The empowered woman is also not shy or afraid of knocking on the local police station if the husband harassed her and her children too much, demanding money for his day’s liquor binge. The existence of police stations in interior villages, and also all-woman police stations and outposts, have played an unacknowledged role.

On the reverse, given her own exposure to the outside world and expectations for the self, she is ready to concede his own space and entertainment. Just as she has her TV serials in the evening to sob with, her group/family pilgrimage and sight-seeing weekend visits, she does not mind if the husband or the father or the brother indulges a wee bit.

If someone thought that only the urban woman understood the need for ‘his time’, that is not true. If in some cases, the working male (or female) in the urban milieu, eating non-veg food or sipping wine or hard liquor was/is a sin, it was never the case in most rural settings. The issue there was one of quantity and also quality -- and the man’s ability to carry his glass in a small group or a larger crowd.

There is an unwritten rule. The man should not get drunk, nor should he get into drunken brawls with friends, relatives or others, bringing a bad name to the family, especially for the children in their circles or schools. As a responsible father, most men in the state, especially those in rural areas, do not want to come down in the esteem of their dear children.

It’s akin to the kind of reservations that the second-generation bank and LIC employees in urban centres, in ‘enlightened states’ like Tamil Nadu, have for participating in union rallies and protests -- especially being seen on TV news by their children and their classmates and team-mates.

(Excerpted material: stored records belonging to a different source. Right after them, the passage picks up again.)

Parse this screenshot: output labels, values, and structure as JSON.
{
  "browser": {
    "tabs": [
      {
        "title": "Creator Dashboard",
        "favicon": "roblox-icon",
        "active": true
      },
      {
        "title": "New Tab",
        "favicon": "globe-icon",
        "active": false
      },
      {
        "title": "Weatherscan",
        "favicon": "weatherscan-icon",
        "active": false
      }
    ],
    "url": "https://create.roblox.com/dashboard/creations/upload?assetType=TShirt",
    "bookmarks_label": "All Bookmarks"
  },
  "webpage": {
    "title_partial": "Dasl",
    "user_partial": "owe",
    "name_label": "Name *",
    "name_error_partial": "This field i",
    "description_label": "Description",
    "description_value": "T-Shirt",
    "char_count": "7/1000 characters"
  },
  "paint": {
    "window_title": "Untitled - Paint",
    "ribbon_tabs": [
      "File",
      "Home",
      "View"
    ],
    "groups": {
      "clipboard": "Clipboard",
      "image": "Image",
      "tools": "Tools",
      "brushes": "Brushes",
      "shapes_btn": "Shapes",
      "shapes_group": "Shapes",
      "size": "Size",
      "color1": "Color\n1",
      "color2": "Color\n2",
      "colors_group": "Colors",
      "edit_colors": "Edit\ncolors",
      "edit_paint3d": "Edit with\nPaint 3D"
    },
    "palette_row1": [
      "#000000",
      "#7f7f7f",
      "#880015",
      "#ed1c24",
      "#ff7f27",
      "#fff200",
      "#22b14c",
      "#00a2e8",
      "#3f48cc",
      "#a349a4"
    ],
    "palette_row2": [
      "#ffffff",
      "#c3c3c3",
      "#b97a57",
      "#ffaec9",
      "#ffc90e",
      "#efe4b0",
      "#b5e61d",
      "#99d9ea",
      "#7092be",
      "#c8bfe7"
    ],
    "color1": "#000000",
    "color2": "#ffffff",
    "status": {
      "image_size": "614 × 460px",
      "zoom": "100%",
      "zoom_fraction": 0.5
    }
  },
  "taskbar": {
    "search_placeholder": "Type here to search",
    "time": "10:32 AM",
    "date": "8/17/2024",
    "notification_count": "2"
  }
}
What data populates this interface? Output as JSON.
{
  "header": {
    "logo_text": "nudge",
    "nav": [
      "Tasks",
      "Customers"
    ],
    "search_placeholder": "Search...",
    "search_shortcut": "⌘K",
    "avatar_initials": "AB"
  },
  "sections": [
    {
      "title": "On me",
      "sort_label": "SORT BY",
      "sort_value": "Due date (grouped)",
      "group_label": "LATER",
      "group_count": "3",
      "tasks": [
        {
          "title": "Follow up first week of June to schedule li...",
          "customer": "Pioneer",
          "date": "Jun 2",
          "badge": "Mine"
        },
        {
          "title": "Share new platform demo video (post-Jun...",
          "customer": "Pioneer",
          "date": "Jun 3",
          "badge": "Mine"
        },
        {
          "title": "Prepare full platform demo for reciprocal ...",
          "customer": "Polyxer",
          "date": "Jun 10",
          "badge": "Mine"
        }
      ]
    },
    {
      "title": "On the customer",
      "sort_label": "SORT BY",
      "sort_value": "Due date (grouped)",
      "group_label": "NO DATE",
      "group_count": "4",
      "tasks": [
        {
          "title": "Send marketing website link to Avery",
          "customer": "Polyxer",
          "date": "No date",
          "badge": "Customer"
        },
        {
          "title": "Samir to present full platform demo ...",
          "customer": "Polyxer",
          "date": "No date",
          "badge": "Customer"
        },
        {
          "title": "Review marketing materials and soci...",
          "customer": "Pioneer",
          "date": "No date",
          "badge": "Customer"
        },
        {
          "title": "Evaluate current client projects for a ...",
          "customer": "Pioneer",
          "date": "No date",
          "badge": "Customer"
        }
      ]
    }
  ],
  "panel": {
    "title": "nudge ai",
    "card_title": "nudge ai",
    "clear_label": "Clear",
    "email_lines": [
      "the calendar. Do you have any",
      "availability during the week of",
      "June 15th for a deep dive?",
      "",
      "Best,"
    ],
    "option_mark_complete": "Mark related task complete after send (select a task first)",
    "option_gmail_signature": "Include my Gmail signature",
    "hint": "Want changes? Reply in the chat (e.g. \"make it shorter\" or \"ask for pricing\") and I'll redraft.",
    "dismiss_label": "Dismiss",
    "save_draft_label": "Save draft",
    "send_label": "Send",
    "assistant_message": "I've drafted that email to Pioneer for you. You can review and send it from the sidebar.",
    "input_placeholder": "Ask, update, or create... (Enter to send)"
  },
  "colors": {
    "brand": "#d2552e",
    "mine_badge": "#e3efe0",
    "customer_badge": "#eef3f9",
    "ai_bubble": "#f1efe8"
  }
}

It is the kind of thinking that the urban elite may not be able to acknowledge, understand and appreciate -- but the political class, including the political administrators, seem to have understood, as much as they understood the economic needs and educational aspirations of their people.

Yet, it still hurt the purists and anti-Covid frontline workers and other NGOs when the EPS government exempted Tasmac shops from limited lockdowns, both during Phase I and now Phase II. So much so, one reason for the early easing and latter-day lifting of complete lockdown during Phase I was said to be the government’s need to boost the falling revenues. Some government leaders also did not shy away from accepting it.

Today, during the second phase too, the government began by exempting Tasmac outlets from partial lockdown. It caused eyebrows to be raised, with apprehensions that someone may embarrass the leadership by moving the courts. So, when over the weekend the government expanded the lockdown, it could not but include Tasmac shops. But only after the outlets had registered near-record high sales, on Saturday, the last day of being open.

N Sathiya Moorthy, Distinguished Fellow and Head-Chennai Initiative, Observer Research Foundation.